Now step 5 of the above is where my heart dropped. Immediately upon setting the certificate I was kicked out of all ECP windows and could not access them at all. As stated in step 6, the resolution was to simply manually restart the IIS services. When I came in the next day, again we had broken ALL Windows XP clients. A fast fix for this was to run the below command. It turns off SSL on the internal clients and is was a very useful quick fix.

Set-OutlookAnywhere -Identity "SAPC-MAIL02\Rpc (Default Web Site)" 
    -InternalHostname mail.sa.edu -InternalClientsRequireSSL $false

This also resulted in my clients not being as secure as I’d like for them to be. So digging through my list of notes I had made during the project and reading a few sites on why Wildcard certificates didn’t work right with Exchange, it came back to running these commands to force a specific name for the Wildcard to use.
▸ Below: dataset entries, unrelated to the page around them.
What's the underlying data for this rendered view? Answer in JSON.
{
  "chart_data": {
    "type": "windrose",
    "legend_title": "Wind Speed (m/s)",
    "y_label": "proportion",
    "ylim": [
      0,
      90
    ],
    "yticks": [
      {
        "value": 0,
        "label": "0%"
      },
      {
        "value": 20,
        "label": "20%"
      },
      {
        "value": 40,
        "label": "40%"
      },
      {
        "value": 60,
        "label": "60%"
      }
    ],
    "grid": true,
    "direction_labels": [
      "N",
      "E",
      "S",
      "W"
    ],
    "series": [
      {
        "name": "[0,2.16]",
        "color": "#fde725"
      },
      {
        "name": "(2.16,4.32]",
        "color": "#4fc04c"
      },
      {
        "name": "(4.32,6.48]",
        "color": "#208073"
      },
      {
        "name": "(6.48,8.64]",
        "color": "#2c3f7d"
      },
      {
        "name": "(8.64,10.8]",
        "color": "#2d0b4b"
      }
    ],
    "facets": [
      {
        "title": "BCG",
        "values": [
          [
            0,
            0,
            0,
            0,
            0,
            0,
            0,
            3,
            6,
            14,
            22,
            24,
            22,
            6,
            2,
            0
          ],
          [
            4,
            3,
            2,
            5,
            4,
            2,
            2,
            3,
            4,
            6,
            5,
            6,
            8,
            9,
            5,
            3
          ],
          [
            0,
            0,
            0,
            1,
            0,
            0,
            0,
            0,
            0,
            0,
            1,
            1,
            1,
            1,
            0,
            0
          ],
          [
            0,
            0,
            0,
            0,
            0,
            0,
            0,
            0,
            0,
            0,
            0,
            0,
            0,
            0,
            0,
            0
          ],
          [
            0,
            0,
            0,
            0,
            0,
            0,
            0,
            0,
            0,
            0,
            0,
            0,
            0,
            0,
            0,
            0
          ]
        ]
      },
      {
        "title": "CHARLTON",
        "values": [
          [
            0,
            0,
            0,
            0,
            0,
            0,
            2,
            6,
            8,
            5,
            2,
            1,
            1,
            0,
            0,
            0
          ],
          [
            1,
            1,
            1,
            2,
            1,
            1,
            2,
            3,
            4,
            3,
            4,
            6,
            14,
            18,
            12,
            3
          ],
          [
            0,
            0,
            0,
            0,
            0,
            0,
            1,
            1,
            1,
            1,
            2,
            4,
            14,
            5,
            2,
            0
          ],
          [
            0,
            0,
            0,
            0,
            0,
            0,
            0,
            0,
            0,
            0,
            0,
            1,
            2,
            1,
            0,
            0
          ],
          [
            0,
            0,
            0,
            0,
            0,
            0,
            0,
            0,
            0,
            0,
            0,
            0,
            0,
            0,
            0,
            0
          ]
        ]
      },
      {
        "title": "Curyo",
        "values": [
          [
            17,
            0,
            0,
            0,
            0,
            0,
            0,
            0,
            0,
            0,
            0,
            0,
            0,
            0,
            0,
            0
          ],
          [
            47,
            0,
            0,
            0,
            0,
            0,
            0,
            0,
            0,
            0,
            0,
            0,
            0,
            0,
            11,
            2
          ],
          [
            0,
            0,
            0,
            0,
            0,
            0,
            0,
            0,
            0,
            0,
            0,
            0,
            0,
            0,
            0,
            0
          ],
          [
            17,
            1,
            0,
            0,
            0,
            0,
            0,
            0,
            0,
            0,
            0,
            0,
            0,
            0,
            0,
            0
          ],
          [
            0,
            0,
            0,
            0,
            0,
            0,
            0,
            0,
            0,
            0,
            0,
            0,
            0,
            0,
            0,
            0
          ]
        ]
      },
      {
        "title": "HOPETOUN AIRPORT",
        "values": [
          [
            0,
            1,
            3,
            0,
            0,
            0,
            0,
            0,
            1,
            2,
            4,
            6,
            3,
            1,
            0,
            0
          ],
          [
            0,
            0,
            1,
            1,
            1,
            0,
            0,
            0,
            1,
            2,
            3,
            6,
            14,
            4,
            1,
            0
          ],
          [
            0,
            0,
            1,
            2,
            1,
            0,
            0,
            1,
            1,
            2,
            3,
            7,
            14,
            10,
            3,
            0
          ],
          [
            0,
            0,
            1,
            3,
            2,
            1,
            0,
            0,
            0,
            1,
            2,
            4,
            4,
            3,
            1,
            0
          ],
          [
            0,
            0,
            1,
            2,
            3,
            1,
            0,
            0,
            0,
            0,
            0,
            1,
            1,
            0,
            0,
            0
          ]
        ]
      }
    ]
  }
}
Exchange will not imply this, it must be set explicitly and only from the PowerShell console.

Set-OutlookProvider -Identity exch -CertPrincipalName msstd:mail.sa.edu
Set-OutlookProvider -Identity expr -CertPrincipalName msstd:mail.sa.edu

Once that was done I was able to re-enable SSL internally.

Set-OutlookAnywhere -Identity "SAPC-MAIL02\Rpc (Default Web Site)" 
    -InternalHostname mail.sa.edu -InternalClientsRequireSSL $true

But, within 48 hours, we had yet again broken more Windows XP clients. After reading many forums and Technet docs, I finally gave in and called Microsoft on this one. As per normal, they said they couldn’t even fix it because it’s Windows XP which is no longer supported, but they eventually decided to help. The TLDR of it is that once we changed the paths to the services using the ECP, we still had to manually set them in the PowerShell console. Below are the commands we ran.

Set-ClientAccessServer -Identity SAPC-MAIL02 -AutoDiscoverServiceInternalURI https://mail.sa.edu/autodiscover/autodiscover.xml

Set-WebServicesVirtualDirectory -Identity “SAPC-MAIL02\EWS (Default Web Site)” -InternalURL https://mail.sa.edu/autodiscover/ews/exchange.asmx

Set-OABVirtualDirectory -Identity “SAPC-MAIL02\oab (Default Web Site)” -InternalURL https://mail.sa.edu/oab

This fixed all my Windows XP clients, after removing their mail account from their local machine and having it setup again using the new autodiscover settings. To ensure Autodiscover worked, I added and additional autodiscover.sa.edu DNS entry to my local AD forward lookup zone.

Currently we have resolved all issues with the exception of one.

Outlook Proxy Error

I’ve been looking into the error and it seems it is simply an error with IIS but I have yet to be able to resolve it. This message usually pops up once per day around 1pm, I assume when some update process is ran. It does not cause any issues with clients expect for a 1 to 5 minute period starting at 1pm exactly.

I will update this post once I resolve this final mail server migration issue.